Friday, January 10, 2020

"Good as Hell"

"We are healed of a suffering only by experiencing it by the full." - Marcel Proust
"The human heart has a way of making itself large again even after it's been broken into a million pieces." - Robert James Waller
After a bad break up, it may take time before you are feeling "Good as Hell." Not to worry grief is a healthy response to loss. After a break-up, not only are you no longer connected with the person you had been with, you may also be grieving the loss of the relationship that you never had, the one you hoped would have developed and didn’t. These losses are sometimes more painful than no longer being with the person because the experience of what never was and what never will be is compounded.

If the break up wasn't mutual, or if there was a betrayal expect feeling good to take even longer. Lizzo's advice to take a deep breath, focus on you and all the big fights and long nights helps when it comes to moving on. If the relationship is over, it will be more beneficial to recall the reasons why you and your partner were not compatible, the regular arguments, or lack of trust and support, etc. Allow yourself to think about the recurring unhappiness you experienced during your relationship.
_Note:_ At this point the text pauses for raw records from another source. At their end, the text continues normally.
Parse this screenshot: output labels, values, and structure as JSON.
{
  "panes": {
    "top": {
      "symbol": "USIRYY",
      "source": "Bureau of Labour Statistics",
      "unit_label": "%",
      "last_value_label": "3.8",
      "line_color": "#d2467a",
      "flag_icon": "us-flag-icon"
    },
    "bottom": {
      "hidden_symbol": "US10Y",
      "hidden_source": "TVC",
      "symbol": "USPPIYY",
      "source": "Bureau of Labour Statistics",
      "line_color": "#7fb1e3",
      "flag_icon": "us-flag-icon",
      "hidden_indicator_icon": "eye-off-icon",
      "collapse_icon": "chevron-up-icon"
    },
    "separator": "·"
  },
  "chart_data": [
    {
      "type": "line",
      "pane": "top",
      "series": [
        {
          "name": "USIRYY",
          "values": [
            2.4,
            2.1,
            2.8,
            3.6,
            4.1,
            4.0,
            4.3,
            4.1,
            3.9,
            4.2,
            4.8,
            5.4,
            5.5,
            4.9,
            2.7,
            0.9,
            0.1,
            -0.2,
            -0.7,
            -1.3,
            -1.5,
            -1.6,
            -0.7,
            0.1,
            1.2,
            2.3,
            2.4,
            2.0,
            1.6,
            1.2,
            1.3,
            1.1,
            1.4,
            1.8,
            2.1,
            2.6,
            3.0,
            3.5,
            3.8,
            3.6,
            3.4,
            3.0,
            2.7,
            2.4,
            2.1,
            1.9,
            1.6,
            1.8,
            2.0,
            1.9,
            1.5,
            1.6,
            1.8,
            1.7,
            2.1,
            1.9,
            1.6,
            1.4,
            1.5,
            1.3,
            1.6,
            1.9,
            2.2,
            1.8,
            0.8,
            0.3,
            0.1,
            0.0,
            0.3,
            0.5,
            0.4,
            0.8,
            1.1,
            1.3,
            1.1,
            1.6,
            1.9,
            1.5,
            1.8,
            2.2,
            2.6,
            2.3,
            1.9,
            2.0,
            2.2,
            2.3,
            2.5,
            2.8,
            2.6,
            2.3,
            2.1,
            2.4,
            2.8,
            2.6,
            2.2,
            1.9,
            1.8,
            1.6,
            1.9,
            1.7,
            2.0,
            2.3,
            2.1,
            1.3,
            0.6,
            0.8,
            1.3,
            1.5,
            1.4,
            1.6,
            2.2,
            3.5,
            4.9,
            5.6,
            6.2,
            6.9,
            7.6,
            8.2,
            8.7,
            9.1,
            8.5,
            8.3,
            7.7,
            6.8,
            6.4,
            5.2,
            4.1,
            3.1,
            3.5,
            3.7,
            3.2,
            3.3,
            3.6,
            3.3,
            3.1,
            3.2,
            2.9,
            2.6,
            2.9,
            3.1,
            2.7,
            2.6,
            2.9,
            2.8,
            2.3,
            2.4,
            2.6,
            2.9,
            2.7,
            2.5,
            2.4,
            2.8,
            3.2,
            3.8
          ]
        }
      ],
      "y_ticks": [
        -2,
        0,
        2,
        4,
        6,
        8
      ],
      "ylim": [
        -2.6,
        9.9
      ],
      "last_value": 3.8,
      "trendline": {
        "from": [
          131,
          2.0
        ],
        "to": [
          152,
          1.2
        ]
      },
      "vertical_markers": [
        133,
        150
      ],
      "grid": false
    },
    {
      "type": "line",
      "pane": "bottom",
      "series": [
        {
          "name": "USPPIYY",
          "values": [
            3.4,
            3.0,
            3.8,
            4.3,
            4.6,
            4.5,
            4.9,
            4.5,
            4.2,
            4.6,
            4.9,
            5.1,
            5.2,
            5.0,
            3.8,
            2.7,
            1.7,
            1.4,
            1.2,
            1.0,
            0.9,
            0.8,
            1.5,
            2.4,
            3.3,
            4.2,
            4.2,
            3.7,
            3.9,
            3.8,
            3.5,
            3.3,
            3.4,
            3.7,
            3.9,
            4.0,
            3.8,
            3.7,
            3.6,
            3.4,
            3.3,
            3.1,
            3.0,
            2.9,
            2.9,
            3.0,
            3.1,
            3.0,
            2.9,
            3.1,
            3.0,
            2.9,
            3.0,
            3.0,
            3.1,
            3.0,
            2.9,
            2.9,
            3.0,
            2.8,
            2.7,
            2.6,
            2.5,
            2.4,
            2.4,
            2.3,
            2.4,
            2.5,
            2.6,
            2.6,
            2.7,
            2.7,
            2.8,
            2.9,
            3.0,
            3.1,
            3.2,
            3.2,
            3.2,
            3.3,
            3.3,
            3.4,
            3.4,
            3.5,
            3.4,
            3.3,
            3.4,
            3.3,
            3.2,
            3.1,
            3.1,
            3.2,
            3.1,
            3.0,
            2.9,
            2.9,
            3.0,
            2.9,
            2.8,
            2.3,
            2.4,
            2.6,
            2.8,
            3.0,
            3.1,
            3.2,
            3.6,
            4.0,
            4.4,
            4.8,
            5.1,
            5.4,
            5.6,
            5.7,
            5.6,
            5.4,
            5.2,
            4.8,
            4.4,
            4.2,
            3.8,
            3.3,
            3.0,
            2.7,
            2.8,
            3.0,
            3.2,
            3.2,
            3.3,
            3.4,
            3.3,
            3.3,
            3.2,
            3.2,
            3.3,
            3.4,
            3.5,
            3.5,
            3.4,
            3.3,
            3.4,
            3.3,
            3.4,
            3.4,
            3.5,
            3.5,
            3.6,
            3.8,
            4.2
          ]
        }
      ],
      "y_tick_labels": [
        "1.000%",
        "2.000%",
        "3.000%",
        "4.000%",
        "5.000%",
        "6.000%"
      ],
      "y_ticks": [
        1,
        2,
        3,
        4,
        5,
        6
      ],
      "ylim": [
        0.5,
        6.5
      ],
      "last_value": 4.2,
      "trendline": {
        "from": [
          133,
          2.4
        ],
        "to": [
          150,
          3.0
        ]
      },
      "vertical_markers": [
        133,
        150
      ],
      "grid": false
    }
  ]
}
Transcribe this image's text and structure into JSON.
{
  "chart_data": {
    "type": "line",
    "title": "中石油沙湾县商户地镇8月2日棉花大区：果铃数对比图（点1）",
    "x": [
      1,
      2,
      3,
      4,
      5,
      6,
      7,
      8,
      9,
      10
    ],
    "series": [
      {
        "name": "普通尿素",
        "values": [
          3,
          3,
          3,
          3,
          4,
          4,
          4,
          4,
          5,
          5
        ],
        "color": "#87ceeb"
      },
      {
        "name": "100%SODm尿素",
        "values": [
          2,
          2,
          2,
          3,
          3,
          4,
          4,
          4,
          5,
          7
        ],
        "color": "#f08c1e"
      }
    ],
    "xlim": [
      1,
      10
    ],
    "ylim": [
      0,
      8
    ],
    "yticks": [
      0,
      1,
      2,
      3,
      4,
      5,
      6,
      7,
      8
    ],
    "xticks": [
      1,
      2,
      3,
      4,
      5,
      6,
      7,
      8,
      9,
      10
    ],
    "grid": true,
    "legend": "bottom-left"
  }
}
Honest acknowledgment leads to quicker recovery.  Be honest with yourself about your role in the downturn of the relationship. Acknowledge your ex-partner's positive and negative qualities.  Turning the person you previously loved or cared deeply for into a villain can diminish your own power and distract you from moving on.  It is painful to lose a loved one, especially when there is no one to blame. Sometimes relationships are not satisfying to one or both people, realizing the other person was not right for you, for whatever reason, allows you to free up your attention and energy and can help you prepare to start dating again. You don't need to deny any of the feelings that rise up in you and you can expect to feel hurt, irritated, resentful, disappointed and many other emotions especially if someone did you wrong. In such situations, taking the perspective that in the long run you will be better off without this person in your life is another coping strategy that can help with the healing process.

Some people experience losing a sense of belonging, status, or grounding at the idea of being single. Living through a state of limbo, the in-between stage, feeling neither here nor there, is uncomfortable. Uncertainty and loneliness are difficult challenges to face; they can also be opportunities to learn about yourself.

Some fears about breaking up go deeper than no longer being with the specific person, for example, when we fear that we are unlovable, or that we will be alone forever now that this person is gone the pain will be magnified. Some people tell themselves they cannot handle the situation, or that they will never get over it. Your emotional state will impact your experience.  When in a heightened state of fear, conclusions about the future can be distorted. While it is important to feel your feelings to help you move on and heal, that does not mean wallowing in feelings to the point of immobilization. After you have reflected on the events, evaluate the benefit of repeating the loop in your head.  If you can catch yourself at the start of the story playing in your mind, where you are predicting the future, mind reading what other people are thinking, or jumping to conclusions about things out of your control you can save yourself a lot of pain. Suffering after loss is normal, what we can do to help ourselves is not add to the story of what happened. Notice if you are amplifying your emotions by believing painful predictions about horrible future outcomes and replaying harmful criticisms.  This a place we can choose to be curious with our selves, nurture our hurts, and shift our attention away from distorted thinking to help us feel "Good as Hell."